Penggiat LSM dianggap perlu merumuskan kode etik bersama untuk menjaga kualitas dan kinerja kerja mereka. Pendapat tersebut berasal dari Rustam Ibrahim, pimpinan tim riset Program Perumusan dan Penyusunan Kode Etik LSM LP3S, dalam seminar dengan tema "Membangun LSM yang Kuat dan Sehat, Demokratis, Transparan dan Akuntabel: Perspektif Multipihak" yang diadakan di Jakarta beberapa waktu lalu.

Bacaan 2 Menit
Kode Etik Bersama LSM: Kebutuhan atau Kegenitan?
Hukumonline

Rustam Ibrahim menggolongkan tiga jenis Lembaga Swadaya Masyarakat (LSM) yang dianggap berperilaku menyimpang. Pertama LSM pencari proyek untuk mendapatkan lungsuran dana dari lembaga donor. Kedua, LSM yang melakukan politik praktis, misalnya aktif saat pemilihan gubernur atau kepala daerah.
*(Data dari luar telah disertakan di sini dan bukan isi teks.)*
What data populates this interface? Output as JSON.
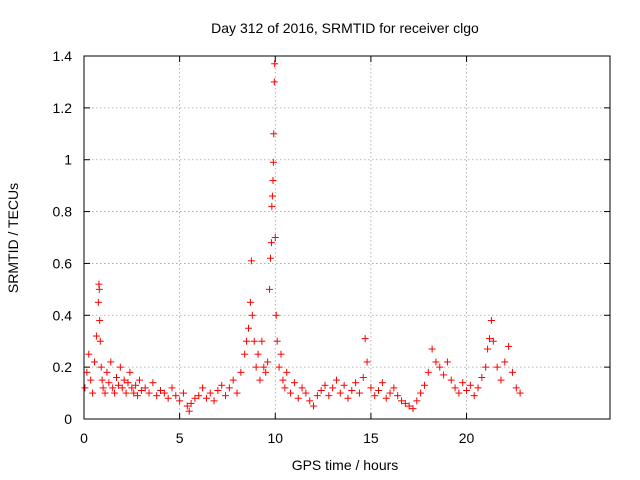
{
  "chart_data": {
    "type": "scatter",
    "title": "Day 312 of 2016, SRMTID for receiver clgo",
    "xlabel": "GPS time / hours",
    "ylabel": "SRMTID / TECUs",
    "xlim": [
      0,
      27.5
    ],
    "ylim": [
      0,
      1.4
    ],
    "xticks": [
      0,
      5,
      10,
      15,
      20
    ],
    "xtick_labels": [
      "0",
      "5",
      "10",
      "15",
      "20"
    ],
    "yticks": [
      0,
      0.2,
      0.4,
      0.6,
      0.8,
      1.0,
      1.2,
      1.4
    ],
    "ytick_labels": [
      "0",
      "0.2",
      "0.4",
      "0.6",
      "0.8",
      "1",
      "1.2",
      "1.4"
    ],
    "grid": true,
    "marker": "+",
    "color": "#ff0000",
    "series": [
      {
        "name": "SRMTID",
        "x": [
          0.05,
          0.15,
          0.25,
          0.35,
          0.45,
          0.55,
          0.65,
          0.75,
          0.78,
          0.8,
          0.82,
          0.85,
          0.9,
          0.95,
          1.0,
          1.1,
          1.2,
          1.3,
          1.4,
          1.5,
          1.6,
          1.7,
          1.8,
          1.9,
          2.0,
          2.1,
          2.2,
          2.3,
          2.4,
          2.5,
          2.6,
          2.7,
          2.8,
          2.9,
          3.0,
          3.2,
          3.4,
          3.6,
          3.8,
          4.0,
          4.2,
          4.4,
          4.6,
          4.8,
          5.0,
          5.2,
          5.4,
          5.5,
          5.6,
          5.8,
          6.0,
          6.2,
          6.4,
          6.6,
          6.8,
          7.0,
          7.2,
          7.4,
          7.6,
          7.8,
          8.0,
          8.2,
          8.4,
          8.5,
          8.6,
          8.7,
          8.75,
          8.8,
          8.9,
          9.0,
          9.1,
          9.2,
          9.3,
          9.4,
          9.5,
          9.6,
          9.7,
          9.75,
          9.8,
          9.82,
          9.85,
          9.88,
          9.9,
          9.92,
          9.95,
          9.97,
          10.0,
          10.05,
          10.1,
          10.2,
          10.3,
          10.4,
          10.5,
          10.6,
          10.8,
          11.0,
          11.2,
          11.4,
          11.6,
          11.8,
          12.0,
          12.2,
          12.4,
          12.6,
          12.8,
          13.0,
          13.2,
          13.4,
          13.6,
          13.8,
          14.0,
          14.2,
          14.4,
          14.6,
          14.7,
          14.8,
          15.0,
          15.2,
          15.4,
          15.6,
          15.8,
          16.0,
          16.2,
          16.4,
          16.6,
          16.8,
          17.0,
          17.2,
          17.4,
          17.6,
          17.8,
          18.0,
          18.2,
          18.4,
          18.6,
          18.8,
          19.0,
          19.2,
          19.4,
          19.6,
          19.8,
          20.0,
          20.2,
          20.4,
          20.6,
          20.8,
          21.0,
          21.1,
          21.2,
          21.3,
          21.4,
          21.6,
          21.8,
          22.0,
          22.2,
          22.4,
          22.6,
          22.8
        ],
        "y": [
          0.12,
          0.18,
          0.25,
          0.15,
          0.1,
          0.22,
          0.32,
          0.45,
          0.52,
          0.5,
          0.38,
          0.3,
          0.2,
          0.15,
          0.12,
          0.1,
          0.18,
          0.14,
          0.22,
          0.12,
          0.1,
          0.16,
          0.13,
          0.2,
          0.12,
          0.15,
          0.1,
          0.14,
          0.18,
          0.12,
          0.1,
          0.13,
          0.09,
          0.15,
          0.11,
          0.12,
          0.1,
          0.14,
          0.09,
          0.11,
          0.1,
          0.08,
          0.12,
          0.09,
          0.07,
          0.1,
          0.05,
          0.03,
          0.06,
          0.08,
          0.09,
          0.12,
          0.08,
          0.1,
          0.07,
          0.11,
          0.13,
          0.09,
          0.12,
          0.15,
          0.1,
          0.18,
          0.25,
          0.3,
          0.35,
          0.45,
          0.61,
          0.4,
          0.3,
          0.2,
          0.25,
          0.15,
          0.3,
          0.2,
          0.18,
          0.22,
          0.5,
          0.62,
          0.68,
          0.82,
          0.86,
          0.92,
          0.99,
          1.1,
          1.3,
          1.37,
          0.7,
          0.4,
          0.3,
          0.2,
          0.25,
          0.15,
          0.12,
          0.18,
          0.1,
          0.14,
          0.08,
          0.12,
          0.1,
          0.07,
          0.05,
          0.09,
          0.11,
          0.13,
          0.09,
          0.12,
          0.15,
          0.1,
          0.13,
          0.08,
          0.11,
          0.14,
          0.1,
          0.16,
          0.31,
          0.22,
          0.12,
          0.09,
          0.11,
          0.14,
          0.08,
          0.1,
          0.12,
          0.09,
          0.07,
          0.06,
          0.05,
          0.04,
          0.07,
          0.1,
          0.13,
          0.18,
          0.27,
          0.22,
          0.2,
          0.17,
          0.22,
          0.15,
          0.12,
          0.1,
          0.14,
          0.11,
          0.13,
          0.09,
          0.12,
          0.16,
          0.2,
          0.27,
          0.31,
          0.38,
          0.3,
          0.2,
          0.15,
          0.22,
          0.28,
          0.18,
          0.12,
          0.1
        ]
      }
    ]
  }
}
Ketiga, LSM yang melakukan pemerasan dengan mengumpulkan fakta tokoh tertentu kemudian meminta bayaran dari si tokoh agar mereka menutup mulut.

Dari penggolongan tiga jenis LSM ini, Rustam berpendapat perlu adanya kode etik yang bisa mengatur agar aktivitas LSM bekerja lebih transparan dan akuntabel. Dengan penandatanganan atau persetujuan akan kode etik tersebut, LSM diharapkan akan lebih terpacu untuk memiliki prinsip moral dalam bekerja. Selain itu, kode etik dimaksud menjadi penting karena LSM perlu mendefinisikan dirinya sebagai badan hukum dan memperjelas visi, misi, serta pertangggunjawabannya untuk menjaga akuntabilitas.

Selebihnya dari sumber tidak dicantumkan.